Разминая натруженные сильные руки, которыми она ещё совсем недавно разделывала курицу, пенсионерка медленно пошла в ванную комнату.
В придорожном кафе все посетители громко обсуждали смерть судебного пристава. И действительно, событие случилось далеко не рядовое, тем более, для Сахалина с его небольшим населением. Простор для обширной дискуссии был просто огромен.
В кафе поднялся гвалт.
Большая часть присутствующих придерживалась версии, что смерть Булкина каким-то закономерным образом была связана с его служебной деятельностью. Меньшинство же, напротив, считало, что он пал жертвой обычных уличных пьяных разборок.
И только один мужчина невзрачного вида тихонько попивал свой кофе в углу обеденного зала в кафе, зажав между своих ног небольшую серую матерчатую дорожную сумку.

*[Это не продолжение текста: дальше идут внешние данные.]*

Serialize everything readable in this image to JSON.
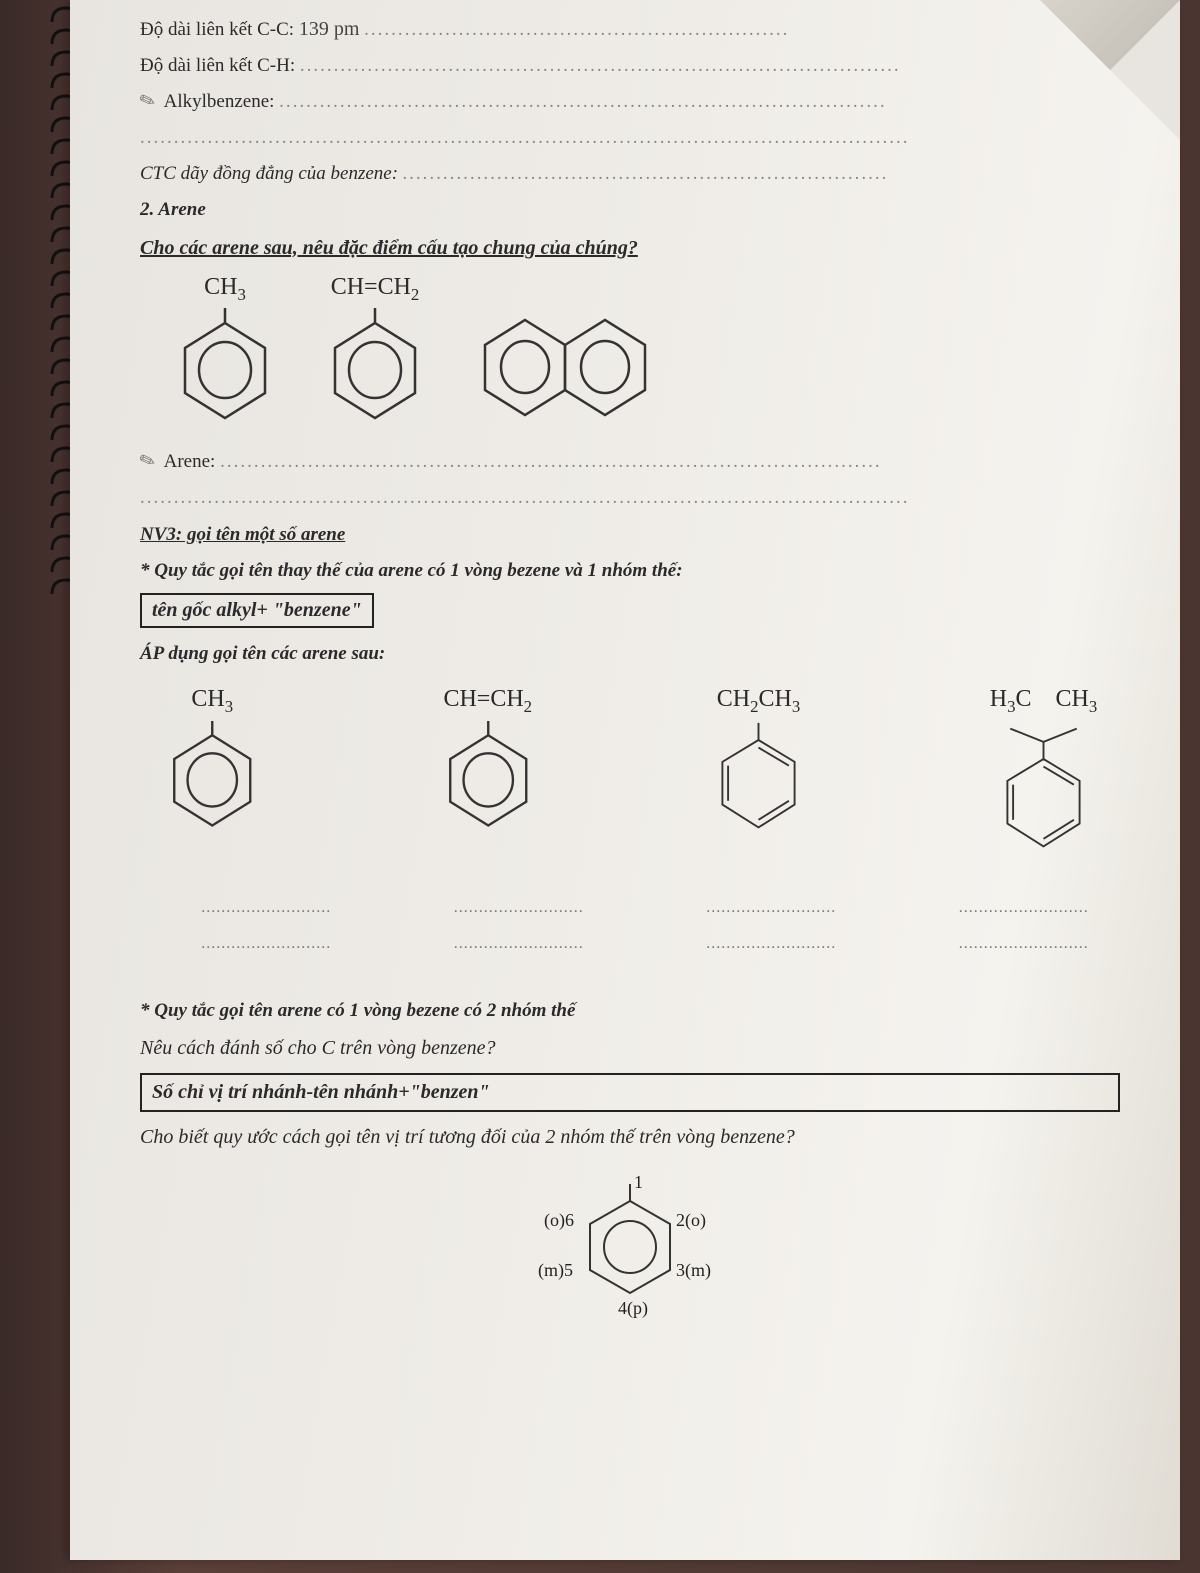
{
  "colors": {
    "desk": "#4a3530",
    "paper": "#eeebe6",
    "ink": "#2a2a2a",
    "dots": "#888888",
    "border": "#222222",
    "handwriting": "#444444"
  },
  "binding": {
    "ring_count": 27
  },
  "lines": {
    "cc_label": "Độ dài liên kết C-C: ",
    "cc_value": "139 pm",
    "ch_label": "Độ dài liên kết C-H: ",
    "alkylbenzene_label": "Alkylbenzene: ",
    "ctc_label": "CTC dãy đồng đẳng của benzene: ",
    "section2": "2. Arene",
    "prompt_arene": "Cho các arene sau, nêu đặc điểm cấu tạo chung của chúng?",
    "arene_label": "Arene: ",
    "nv3_heading": "NV3: gọi tên một số arene",
    "rule1_intro": "* Quy tắc gọi tên thay thế của arene có 1 vòng bezene và 1 nhóm thế:",
    "rule1_box": "tên gốc alkyl+ \"benzene\"",
    "apply_label": "ÁP dụng gọi tên các arene sau:",
    "rule2_intro": "* Quy tắc gọi tên arene có 1 vòng bezene có 2 nhóm thế",
    "rule2_question": "Nêu cách đánh số cho C trên vòng benzene?",
    "rule2_box": "Số chỉ vị trí nhánh-tên nhánh+\"benzen\"",
    "rule2_q2": "Cho biết quy ước cách gọi tên vị trí tương đối của 2 nhóm thế trên vòng benzene?"
  },
  "molecules_row1": [
    {
      "label_html": "CH<sub>3</sub>",
      "ring": "circle"
    },
    {
      "label_html": "CH=CH<sub>2</sub>",
      "ring": "circle"
    },
    {
      "label_html": "",
      "ring": "naphthalene"
    }
  ],
  "molecules_row2": [
    {
      "label_html": "CH<sub>3</sub>",
      "ring": "circle"
    },
    {
      "label_html": "CH=CH<sub>2</sub>",
      "ring": "circle"
    },
    {
      "label_html": "CH<sub>2</sub>CH<sub>3</sub>",
      "ring": "kekule"
    },
    {
      "label_html": "H<sub>3</sub>C&nbsp;&nbsp;&nbsp;&nbsp;CH<sub>3</sub>",
      "ring": "kekule_iso"
    }
  ],
  "ortho_diagram": {
    "positions": {
      "1": "1",
      "2": "2(o)",
      "3": "3(m)",
      "4": "4(p)",
      "5": "(m)5",
      "6": "(o)6"
    }
  },
  "fonts": {
    "body": "Times New Roman",
    "body_size_pt": 14,
    "heading_size_pt": 15,
    "formula_size_pt": 18
  }
}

Мужчина этот был странно похож на Веронику Степановну Горшочникову: те же серые, постоянно бегающие и глубоко посаженные глаза; длинный острый нос; оттопыренные уши; невысокий рост и сутулость.
Потягивая свой кофе, Мочалин Михаил Степанович рассуждал о том, что буквально на днях он совершил преступление, которое никто до сих пор не раскрыл.
Он с наслаждением думал о том, как тщательно приготовился к данному деянию. Как продумал способ, которым он совершил этот зловещий акт беззакония. Как скрыл следы преступления. Как неприметно для остальных покинул Александровск – Сахалинский.
Горячий кофе приятно согревал нутро правонарушителя, попутно убаюкивая его бдительность.
В ванной комнате Вероника Степановна нагнулась к ванне и, протянув за неё руку, вытащила чёрный полиэтиленовый пакет, наполненный чем-то мягким.
Пенсионерка неспешно положила пакет в ванну и, напевая, развязала его.
Потихоньку раскрыв пакет, должница медленно извлекла из него пару окровавленных матерчатых перчаток, затем погнутый металлический служебный знак службы судебных приставов и целый ворох мужской одежды со следами запекшейся крови.
«Сжечь, всё надо срочно сжечь»: – рассуждала пенсионерка.
Вероника Степановна неторопливо отмывала знак службы судебных приставов от грязи и крови и, любуясь мокрыми капельками, стекающими с него, чинно положила его на краешек ванной сушиться.
«Эх, Булкин, Булкин. Как же так вышло-то, а?! Вроде и мужик был видный и бабам нравился, а так плохо закончил!»: – сокрушалась пенсионерка, утирая слёзы мятой мужской рубашкой из пакета.
Потянувшись на мягком стуле в кафе, Мочалин Михаил Степанович приступил к приятному поглощению блинчиков с растопленным сливочным маслом.
Он неторопливо смаковал кусочки вкусного теста, запивая горячим кофе и незаметно погружался в негу.
Теплая и вкусная еда постепенно делала своё коварное дело, и Мочалин окончательно утонул в упоении от осмысления результата своих тёмных дел. От безнаказанности и тщательности продуманной схемы совершенного им преступного деяния Михаил Степанович сам превратился в растопленное масло вечного умственного блаженства.